After just two seasons at the helm, Tiffany Darling has resigned as head coach of the Peninsula College women's basketball team.
College athletic director Rick Ross confirmed Darling signed a letter of resignation that she submitted to college president Tom Keegan on March 12.
Ross declined to comment regarding Darling's reasons for her resignation; Darling had not returned phone calls as of late last week.
In two seasons as head coach at Peninsula, the Pirates were 24-26, including a 15-17 mark in NWAACC play. After finishing with a .500 mark in conference play in 2006-07, the Pirates had a solid recruiting class and high hopes for 2007-08. But injuries thwarted star recruit Ayla Brown's debut, 2006-07 star Brooke Helpenstell decided not to play and sophomore starter Kathleen Wilson left the team before season's end.
Now, the Pirates are looking for their third coach in four years.
"We're trying to move on that as quickly as possible," Ross said, noting that recruiting for 2008-09 players is already under way. "One of the challenges for us is what to put together to offer a prospective coach. As soon as we have that laid out, we'll post that job."

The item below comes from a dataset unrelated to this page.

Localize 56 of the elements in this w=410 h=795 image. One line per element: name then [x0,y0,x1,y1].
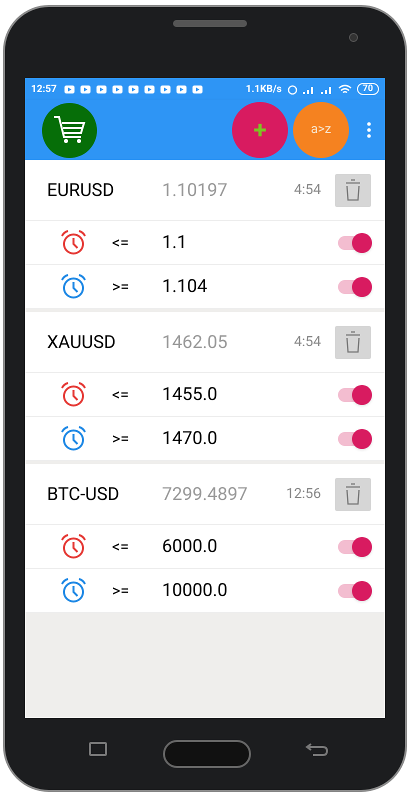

As of late last week, assistant coach Kathy Langston, a 30-year veteran of high school and college coaching, is assuming recruiting and other coaching responsibilities, Ross said.
"We've got a really good core (of players)," Ross said. "We want to find someone they're happy they're playing for and someone who can be out recruiting."
Ross said that it can be hard to keep community college coaches at one school because of the nature of the career: coaches often use such positions as springboards to bigger schools.
"Some (coaches) stay longer than others; you hope they stay around," Ross said. "But we also support their career goals."
Darling came to Peninsula College after a stint as assistant coach at St. Martin's University in Lacey. Prior to that, she was the head coach at Warden High School in eastern Washington where, in only two years, her team won the league championship, the school's first-ever district championship and a berth at state.